Last week, Fr. Mike Ryan noted that political controversies come and go. One minute they flourish and the next they fade…but God’s word endures forever. So what happens when God’s word clashes with the words of our political leaders? What occurs when the moral imperatives of God’s word and our deeply held beliefs as Christians are at odds with policies promoted by our political leaders? What happens when looking the other way would be cowardly?
That’s when the homilist finds his deepest calling and the community finds its greatest challenge. It is also a time when we recognize that the word of God doesn’t live apart from the lives of the people to whom God speaks. God’s word gets its fullest meaning when it makes great demands, disturbs our conscience, and stirs people into action. Quite simply, God’s word is a timeless call to justice.

Looking through scripture, we find ample evidence that God’s word made life dangerous and difficult for the prophets of old, yet they did not stick to preaching purely religious messages. God inspired them to speak out against people like the scribes and Pharisees who thought they were fulfilling their religious obligations by simply saying their prayers, keeping holy the Lord’s day, fasting and piously performing religious rituals. Meanwhile, turning their backs on the poor, the hungry, the homeless, and the expelled. We cannot honor God when we do that.

Two weeks ago we heard the prophet Zephaniah encourage those who observe the law of the Lord to seek justice and humility. Are we doing that? Otherwise, he cautioned, on the Day of Judgment we may experience the Lord’s anger. In today’s first reading, Sirach cautions “before man are life and death, good and evil. Whatever he chooses will be given him.” Can we honestly claim to be choosing life and doing good when we ignore certain commandments?

Recall what Paul said in his letter. “We speak a wisdom to those who are mature, not a wisdom of this age nor of the rulers of this age who are passing away. Rather we speak God’s wisdom.” And what might that wisdom be? Could Jesus be any clearer? He cautions us, “Unless your righteousness surpasses that of the scribes and Pharisees, you will not enter the kingdom of heaven.”
Decades ago, many Catholic immigrants from Ireland, Italy, Germany and Poland experienced discrimination, religious prejudice and harassment. With the passing of time they were gradually accepted into the American mainstream. What precipitated that prejudice was fear. Many White Anglo-Saxon Protestants feared that somehow the Pope would muddle in the affairs of our country. Today are you reacting out of fear, afraid that Muslim families who are seeking a safe haven after years of war in their native lands would pose a threat to our nation? The paranoia that has surfaced has regrettably whipped up suspicion toward many innocent peoples and blinded us from upholding the principles upon which our nation was founded.
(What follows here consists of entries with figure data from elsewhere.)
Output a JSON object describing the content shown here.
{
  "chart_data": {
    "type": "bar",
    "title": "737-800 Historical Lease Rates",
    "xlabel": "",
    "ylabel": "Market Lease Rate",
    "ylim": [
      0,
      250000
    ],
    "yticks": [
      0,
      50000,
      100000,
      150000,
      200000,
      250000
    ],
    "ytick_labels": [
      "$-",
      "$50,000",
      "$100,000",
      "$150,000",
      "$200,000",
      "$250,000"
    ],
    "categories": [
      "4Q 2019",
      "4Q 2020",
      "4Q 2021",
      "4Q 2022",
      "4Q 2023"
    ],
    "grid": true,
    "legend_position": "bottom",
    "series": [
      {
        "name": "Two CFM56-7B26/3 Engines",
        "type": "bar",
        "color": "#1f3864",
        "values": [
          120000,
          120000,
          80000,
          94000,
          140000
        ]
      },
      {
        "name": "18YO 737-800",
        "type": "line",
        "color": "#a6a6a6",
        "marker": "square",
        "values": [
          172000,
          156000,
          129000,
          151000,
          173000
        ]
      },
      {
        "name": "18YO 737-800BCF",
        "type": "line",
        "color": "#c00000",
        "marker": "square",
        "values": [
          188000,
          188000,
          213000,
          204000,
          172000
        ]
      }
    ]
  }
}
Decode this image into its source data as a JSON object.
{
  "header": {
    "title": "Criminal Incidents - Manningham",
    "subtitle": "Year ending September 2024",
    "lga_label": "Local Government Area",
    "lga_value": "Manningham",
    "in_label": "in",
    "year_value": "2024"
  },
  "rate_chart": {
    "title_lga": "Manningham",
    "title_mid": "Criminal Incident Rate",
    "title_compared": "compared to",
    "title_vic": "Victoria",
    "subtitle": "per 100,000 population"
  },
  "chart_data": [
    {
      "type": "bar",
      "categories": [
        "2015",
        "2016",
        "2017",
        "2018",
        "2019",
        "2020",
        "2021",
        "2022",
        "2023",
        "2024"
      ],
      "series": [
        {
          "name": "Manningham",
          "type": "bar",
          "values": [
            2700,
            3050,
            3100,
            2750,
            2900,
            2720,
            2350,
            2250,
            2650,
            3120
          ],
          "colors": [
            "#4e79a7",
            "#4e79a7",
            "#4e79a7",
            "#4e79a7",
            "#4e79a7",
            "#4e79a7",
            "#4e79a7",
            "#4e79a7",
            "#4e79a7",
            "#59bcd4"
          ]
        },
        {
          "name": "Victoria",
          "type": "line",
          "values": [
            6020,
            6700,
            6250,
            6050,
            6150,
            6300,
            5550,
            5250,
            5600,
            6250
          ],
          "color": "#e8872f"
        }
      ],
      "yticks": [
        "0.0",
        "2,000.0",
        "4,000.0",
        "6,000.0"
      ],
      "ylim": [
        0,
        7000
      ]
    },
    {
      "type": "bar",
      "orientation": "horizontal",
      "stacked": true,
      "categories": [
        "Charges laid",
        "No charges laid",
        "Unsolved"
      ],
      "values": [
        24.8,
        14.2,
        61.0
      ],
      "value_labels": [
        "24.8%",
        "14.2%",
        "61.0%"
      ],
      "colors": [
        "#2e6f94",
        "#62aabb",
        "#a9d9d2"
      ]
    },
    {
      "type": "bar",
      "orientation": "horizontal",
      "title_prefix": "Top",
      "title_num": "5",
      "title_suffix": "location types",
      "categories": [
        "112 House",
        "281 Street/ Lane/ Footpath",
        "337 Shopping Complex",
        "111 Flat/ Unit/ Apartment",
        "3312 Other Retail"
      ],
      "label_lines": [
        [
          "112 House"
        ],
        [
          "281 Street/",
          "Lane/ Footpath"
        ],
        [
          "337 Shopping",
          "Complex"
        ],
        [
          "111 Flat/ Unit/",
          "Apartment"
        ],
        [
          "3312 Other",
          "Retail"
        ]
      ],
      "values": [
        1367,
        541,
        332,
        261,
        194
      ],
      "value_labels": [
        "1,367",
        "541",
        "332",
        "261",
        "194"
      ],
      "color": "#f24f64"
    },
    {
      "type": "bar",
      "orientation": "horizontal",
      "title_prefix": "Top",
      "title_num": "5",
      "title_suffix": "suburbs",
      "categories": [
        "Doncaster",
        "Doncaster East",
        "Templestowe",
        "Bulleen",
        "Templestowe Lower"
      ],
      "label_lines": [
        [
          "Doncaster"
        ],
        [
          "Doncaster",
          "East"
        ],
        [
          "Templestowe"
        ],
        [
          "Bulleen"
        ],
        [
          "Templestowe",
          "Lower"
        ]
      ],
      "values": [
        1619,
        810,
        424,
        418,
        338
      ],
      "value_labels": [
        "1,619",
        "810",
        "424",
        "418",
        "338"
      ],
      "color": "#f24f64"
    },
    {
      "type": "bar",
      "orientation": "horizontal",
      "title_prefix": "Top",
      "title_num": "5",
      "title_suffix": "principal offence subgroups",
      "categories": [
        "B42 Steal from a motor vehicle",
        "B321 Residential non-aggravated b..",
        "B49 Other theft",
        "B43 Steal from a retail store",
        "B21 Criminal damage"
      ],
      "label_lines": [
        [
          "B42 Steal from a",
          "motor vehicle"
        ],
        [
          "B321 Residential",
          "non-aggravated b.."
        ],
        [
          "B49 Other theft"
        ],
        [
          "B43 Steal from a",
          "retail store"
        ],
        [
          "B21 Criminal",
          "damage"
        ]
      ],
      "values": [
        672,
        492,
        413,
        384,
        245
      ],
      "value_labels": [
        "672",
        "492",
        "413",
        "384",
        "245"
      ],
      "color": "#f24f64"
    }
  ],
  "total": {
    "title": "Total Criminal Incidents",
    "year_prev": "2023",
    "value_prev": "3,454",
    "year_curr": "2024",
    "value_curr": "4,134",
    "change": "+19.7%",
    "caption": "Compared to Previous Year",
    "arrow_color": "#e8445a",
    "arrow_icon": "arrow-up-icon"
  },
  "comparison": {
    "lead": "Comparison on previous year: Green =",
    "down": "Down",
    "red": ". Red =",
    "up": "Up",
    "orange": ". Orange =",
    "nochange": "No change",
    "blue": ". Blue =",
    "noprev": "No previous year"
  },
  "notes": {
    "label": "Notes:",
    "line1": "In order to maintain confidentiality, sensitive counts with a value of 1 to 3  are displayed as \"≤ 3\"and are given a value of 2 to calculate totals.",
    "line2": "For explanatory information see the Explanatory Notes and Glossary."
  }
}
Building a wall at the border and sending refugees back to trauma and possible death is morally unacceptable and unchristian. Cardinal Blasé Cupich of Chicago urged, “It is time to put aside fear and join together to recover what we are and what we represent to a world badly in need of hope and solidarity.” Pope Francis, the son of Italian immigrants who migrated to Argentina, cautions, “It is hypocrisy to call yourself a Christian and chase away a refugee or someone seeking help, someone who is hungry or thirsty. If I say I am a Christian but do these things, I am a hypocrite.” Pope Francis isn’t alone. St. John Paul II said in strong and prophetic terms, “It is necessary to guard against the rise of new forms of racism or nationalism which attempt to make any of our brothers and sisters scapegoats.”

Another Francis offers a prayer, which should sound familiar. “Lord, make me an instrument of your peace; where there is hatred, let me sow love; where there is injury, pardon; where there is doubt, faith; where there is despair, hope; where there is darkness, light; and where there is sadness, joy.”